Yesterday, I noted how Dawson Geophysical's (NASDAQ:DWSN) ability to deliver efficiency to its customers helps the seismic firm pump up prices and profits. In a much more challenging market, Helmerich & Payne (NYSE:HP) is bringing home the bacon in a similar way.

H&P has avoided falling victim to the domestic oversupply of commoditized rigs, thanks to a little secret weapon called the FlexRig. This is an in-house rig design that excels at performing directional drilling and other demanding applications. Because the FlexRig reduces the number of days required to drill a well, it is still economical for operators to employ H&P's rigs at a higher dayrate than what they would pay for an old mechanical rig. Everybody wins.

In its fourth fiscal quarter, H&P pretty much stomped its competitors in every way. U.S. land rig utilization came in at 95%, whereas Patterson-UTI (NASDAQ:PTEN) fielded only 243 of its 350 or so rigs. Dayrates rose sequentially to more than $23,000, or 17% higher than what gusher-free Grey Wolf (AMEX:GW) charged for daywork. Most triumphant, however, was H&P's daily rig margin, which in percentage terms slightly edged out even Unit Corp's (NYSE:UNT) uniquely strong result.

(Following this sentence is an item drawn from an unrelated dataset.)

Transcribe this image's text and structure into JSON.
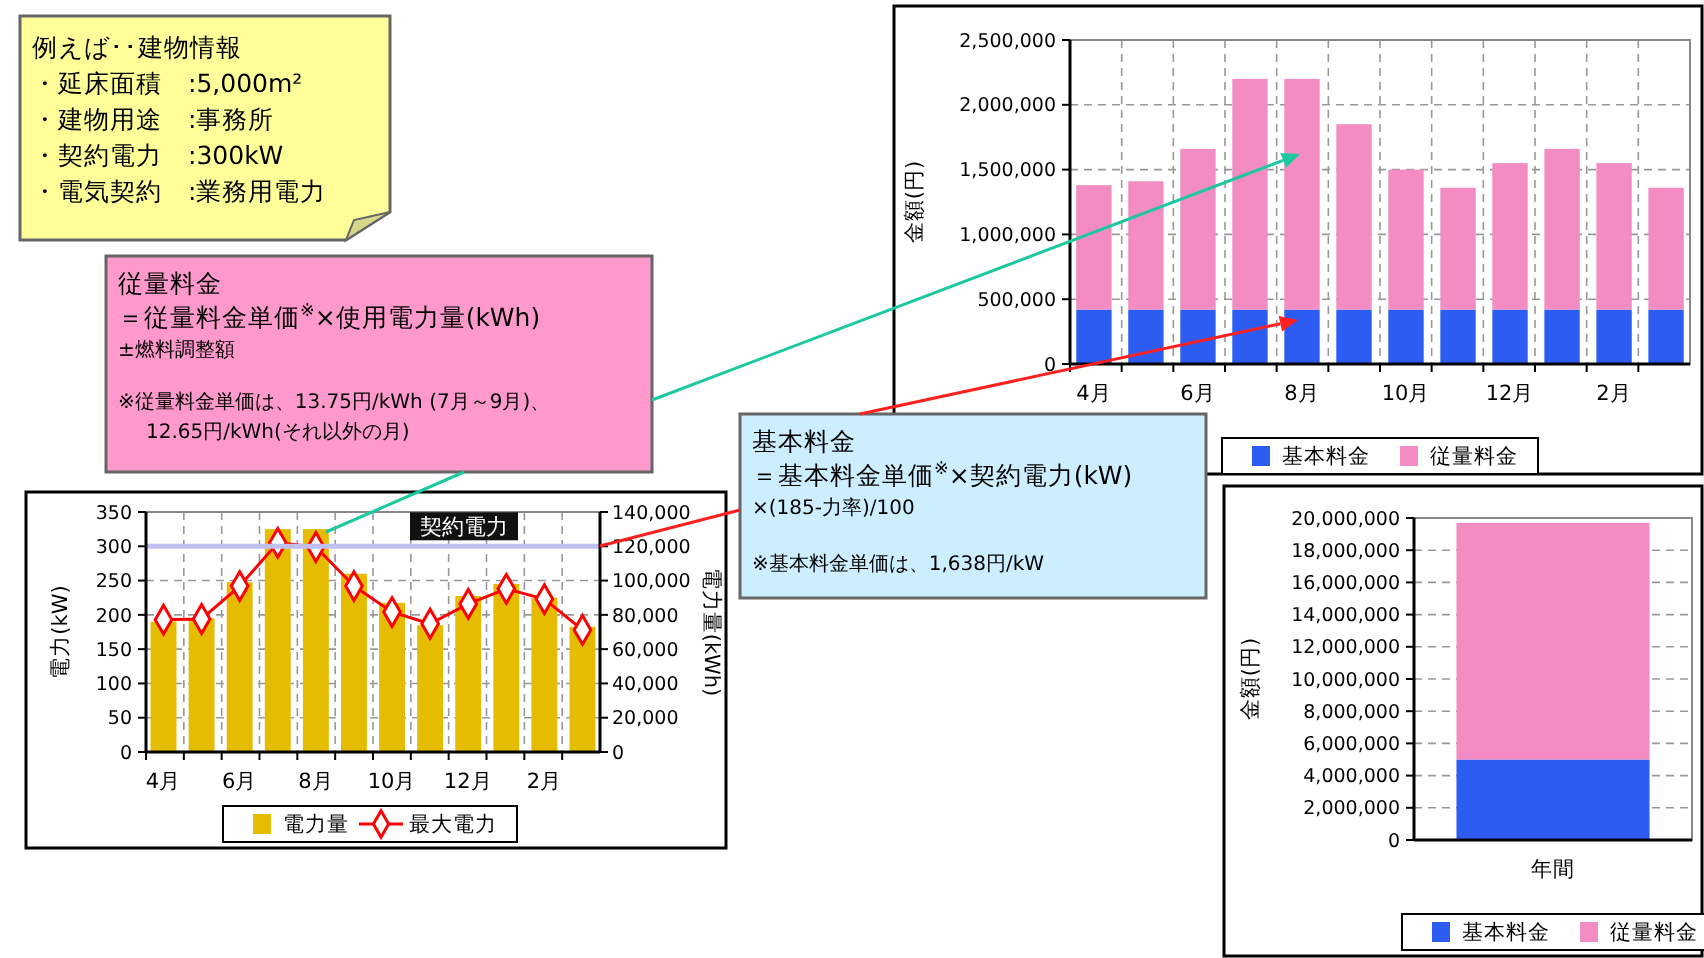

With 83 FlexRig commitments for three-year terms or longer, H&P is sitting pretty, no matter what wackiness befalls the lower 48 drillers in the near term. If you're seeking more leverage to the hot international land drilling market, plied by the likes of Nabors Industries (NYSE:NBR) and Parker Drilling (NYSE:PKD), don't forget that H&P also has an international segment. Between its domestic dominance and its foreign foothold, Helmerich & Payne is perplexingly cheap, even after yesterday's post-results pop.